When a patient is diagnosed with obstructive sleep apnea your best bet for coverage is the medical plan.

When verifying that the patient indeed has OSA there are a few steps you want to take before fabricating the appliance:

  • Obtain information and records (polysomnogram, referral or written prescription, letter of medical necessity).
  • Verify medical benefits (referral requirements, pre-authorization requirements, availability of benefits for out of network providers).
  • Request a network gap exception (if no in network providers are available it is possible to request that the patient be seen by an out of network provider, do this prior to treatment).
  • CPAP intolerance letter (some carriers require patients to try the CPAP prior to oral appliance therapy and if so they need to know the patient or patient’s spouse was intolerant to that treatment and why).
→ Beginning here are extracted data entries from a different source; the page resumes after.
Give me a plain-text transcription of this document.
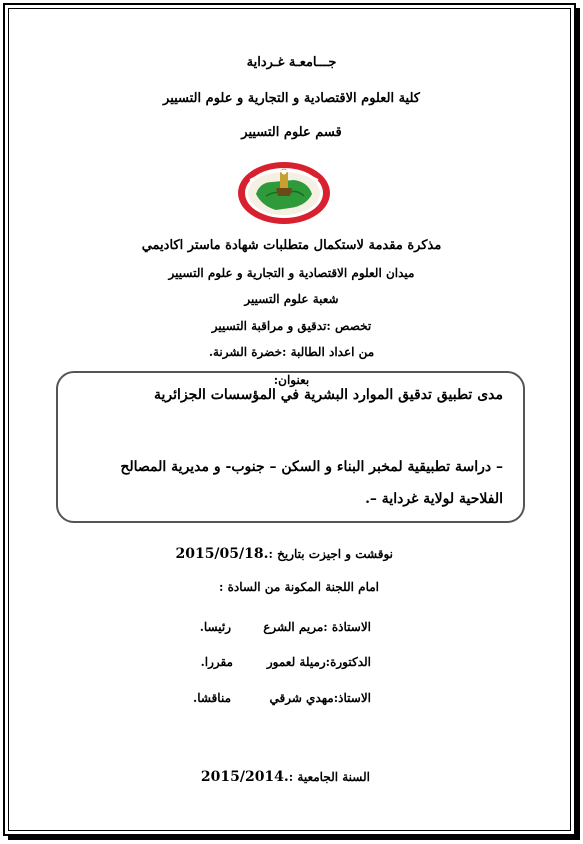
جـــامعـة غـرداية
كلية العلوم الاقتصادية و التجارية و علوم التسيير
قسم علوم التسيير
مذكرة مقدمة لاستكمال متطلبات شهادة ماستر اكاديمي
ميدان العلوم الاقتصادية و التجارية و علوم التسيير
شعبة علوم التسيير
تخصص :تدقيق و مراقبة التسيير
من اعداد الطالبة :خضرة الشرنة.
بعنوان:
مدى تطبيق تدقيق الموارد البشرية في المؤسسات الجزائرية
– دراسة تطبيقية لمخبر البناء و السكن – جنوب- و مديرية المصالح
الفلاحية لولاية غرداية –.
نوقشت و اجيزت بتاريخ :2015/05/18.
امام اللجنة المكونة من السادة :
الاستاذة :مريم الشرع
رئيسا.
الدكتورة:رميلة لعمور
مقررا.
الاستاذ:مهدي شرقي
مناقشا.
السنة الجامعية :2015/2014.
Now that you have taken the steps to make sure you have the proper documentation you are ready to file a claim to the medical insurance for the patient.
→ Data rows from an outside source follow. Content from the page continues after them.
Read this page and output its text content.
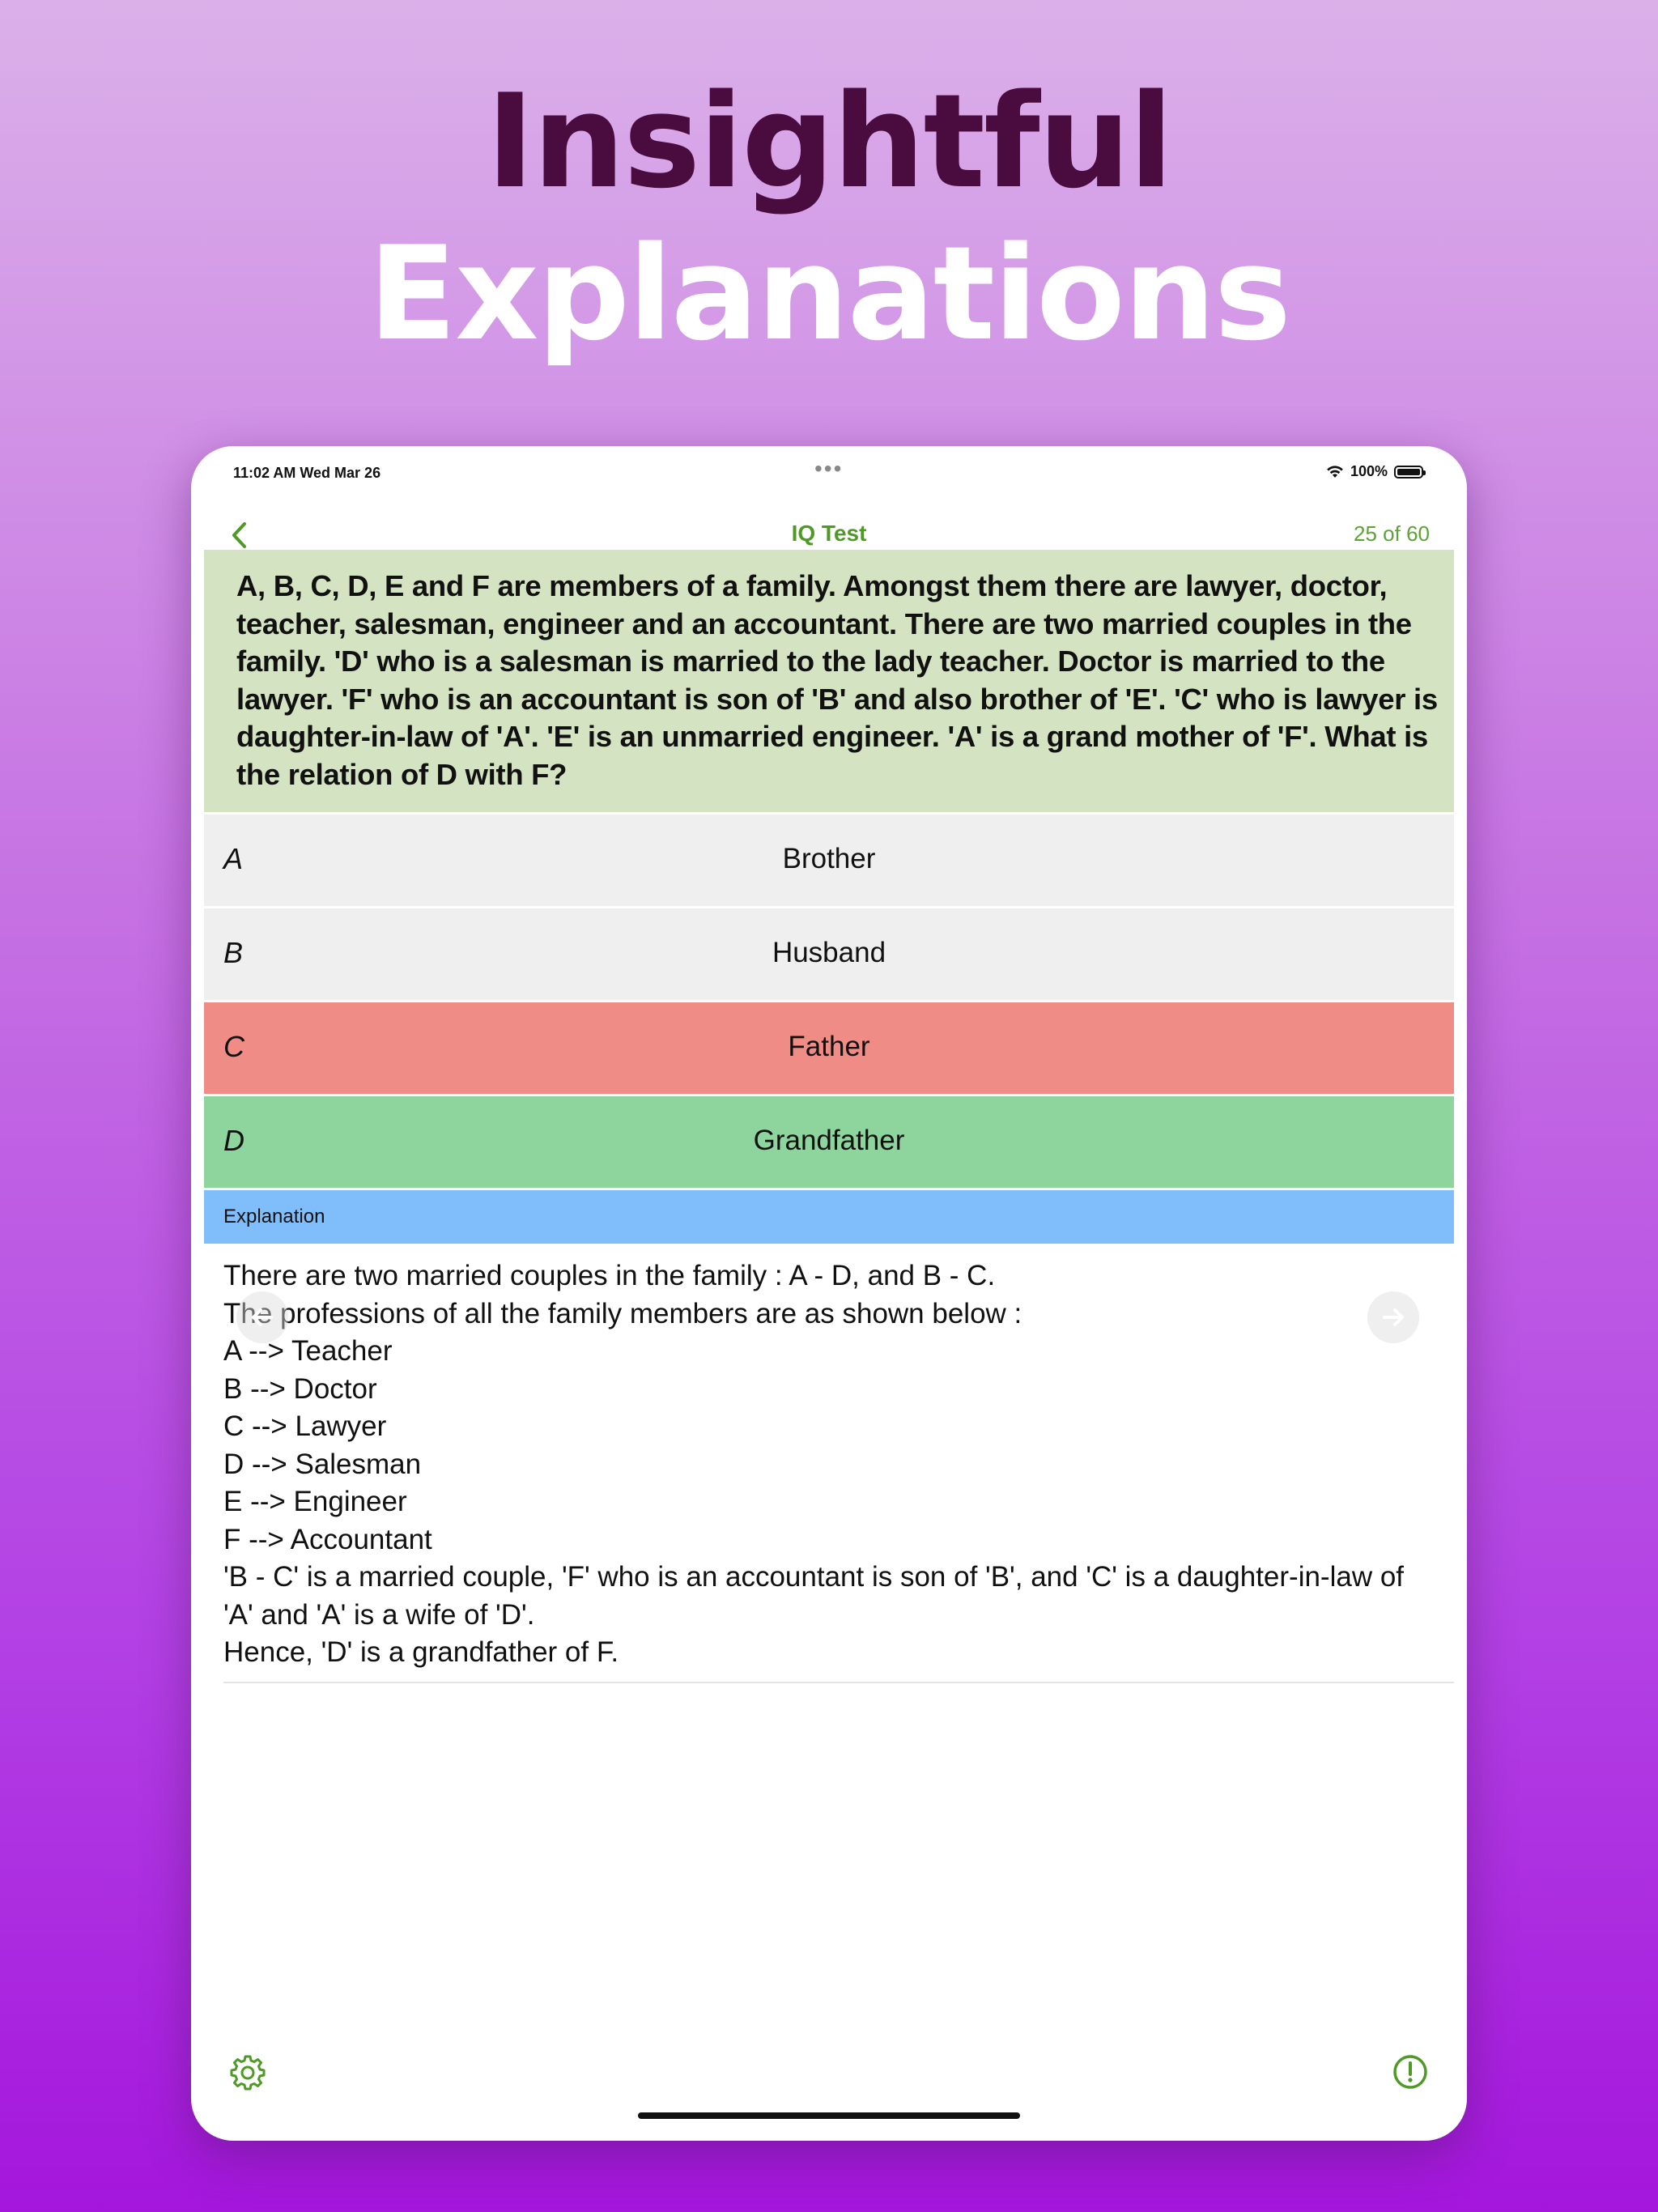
Insightful
Explanations
11:02 AM Wed Mar 26	•••	100%
IQ Test	25 of 60
A, B, C, D, E and F are members of a family. Amongst them there are lawyer, doctor, teacher, salesman, engineer and an accountant. There are two married couples in the family. 'D' who is a salesman is married to the lady teacher. Doctor is married to the lawyer. 'F' who is an accountant is son of 'B' and also brother of 'E'. 'C' who is lawyer is daughter-in-law of 'A'. 'E' is an unmarried engineer. 'A' is a grand mother of 'F'. What is the relation of D with F?
A	Brother
B	Husband
C	Father
D	Grandfather
Explanation
There are two married couples in the family : A - D, and B - C.
The professions of all the family members are as shown below :
A --> Teacher
B --> Doctor
C --> Lawyer
D --> Salesman
E --> Engineer
F --> Accountant
'B - C' is a married couple, 'F' who is an accountant is son of 'B', and 'C' is a daughter-in-law of 'A' and 'A' is a wife of 'D'.
Hence, 'D' is a grandfather of F.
Make sure to bill all the related procedures leading up to and following the delivery of the sleep apnea appliance.

ICD-10 diagnostic codes that may be considered for coverage under the patients plan:

  • G47.33 Obstructive sleep apnea (adult, pediatric)
  • G47.30 Sleep apnea, unspecified
  • R06.83 Snoring

CPT procedure codes considered for coverage:

Evaluation and Management codes:

  • 99202 Expanded problem focused evaluation, new patient
  • 99203 Detailed evaluation, new patient
  • 99212 Expanded problem focused evaluation, established patient
  • 99213 Detailed evaluation, established patient

Imaging codes:

  • 70250 radiologic exam, skull, less than 4 views or
  • 70320 radiologic exam, teeth, complete, full mouth
  • 70355 orthopantogram

Oral appliance codes (may include adjustment appointments for up to 90 days):

  • E0485 oral device or appliance to reduce upper airway collapsibility, adjustable or nonadjustable, prefabricated, includes fitting and adjustment
  • E0486 oral device or appliance to reduce upper airway collapsibility, adjustable or nonadjustable, custom fabricated, includes fitting and adjustment


  • NU – some carriers require this modifier to indicate “new equipment” with E0485 or E0486

Follow up care:

  • 99212 expanded problem focused evaluation, established patient (if applicable)
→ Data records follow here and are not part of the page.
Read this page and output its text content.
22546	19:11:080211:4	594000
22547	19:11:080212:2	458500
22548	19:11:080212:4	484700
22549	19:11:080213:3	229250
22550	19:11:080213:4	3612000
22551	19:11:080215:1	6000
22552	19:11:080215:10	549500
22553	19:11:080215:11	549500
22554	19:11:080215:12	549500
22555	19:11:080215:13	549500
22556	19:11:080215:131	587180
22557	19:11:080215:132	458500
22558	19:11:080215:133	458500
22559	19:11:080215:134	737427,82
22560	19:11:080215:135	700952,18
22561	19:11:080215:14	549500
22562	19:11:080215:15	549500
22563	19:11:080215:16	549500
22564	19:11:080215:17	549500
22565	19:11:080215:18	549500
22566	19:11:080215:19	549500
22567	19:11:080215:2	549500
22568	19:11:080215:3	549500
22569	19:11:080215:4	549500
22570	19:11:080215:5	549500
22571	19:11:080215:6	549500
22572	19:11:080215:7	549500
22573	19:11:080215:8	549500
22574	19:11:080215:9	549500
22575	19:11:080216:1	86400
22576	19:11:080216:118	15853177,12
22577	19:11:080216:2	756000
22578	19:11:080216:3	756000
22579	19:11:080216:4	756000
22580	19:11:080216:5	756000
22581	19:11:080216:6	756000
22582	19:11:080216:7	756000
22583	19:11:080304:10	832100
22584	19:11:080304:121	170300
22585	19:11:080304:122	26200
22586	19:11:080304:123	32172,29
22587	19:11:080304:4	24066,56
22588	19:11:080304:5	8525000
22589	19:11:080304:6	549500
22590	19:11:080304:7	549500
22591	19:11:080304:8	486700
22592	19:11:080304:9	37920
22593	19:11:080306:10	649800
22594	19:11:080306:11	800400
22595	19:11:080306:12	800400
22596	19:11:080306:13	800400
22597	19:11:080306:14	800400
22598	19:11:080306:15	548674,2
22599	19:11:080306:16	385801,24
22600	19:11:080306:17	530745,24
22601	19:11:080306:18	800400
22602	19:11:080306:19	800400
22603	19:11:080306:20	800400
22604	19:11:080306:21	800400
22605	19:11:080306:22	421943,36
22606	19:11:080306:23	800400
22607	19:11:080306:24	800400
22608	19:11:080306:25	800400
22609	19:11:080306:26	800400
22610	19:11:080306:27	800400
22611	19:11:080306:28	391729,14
It is important for offices to understand the challenges in obtaining coverage for appliances for sleep apnea. I can’t stress enough for you to contact the patient’s medical carrier to see what specific criteria you will need to meet for that particular plan. Many medical carriers provide the necessary information on their websites, while others will require you to contact them directly.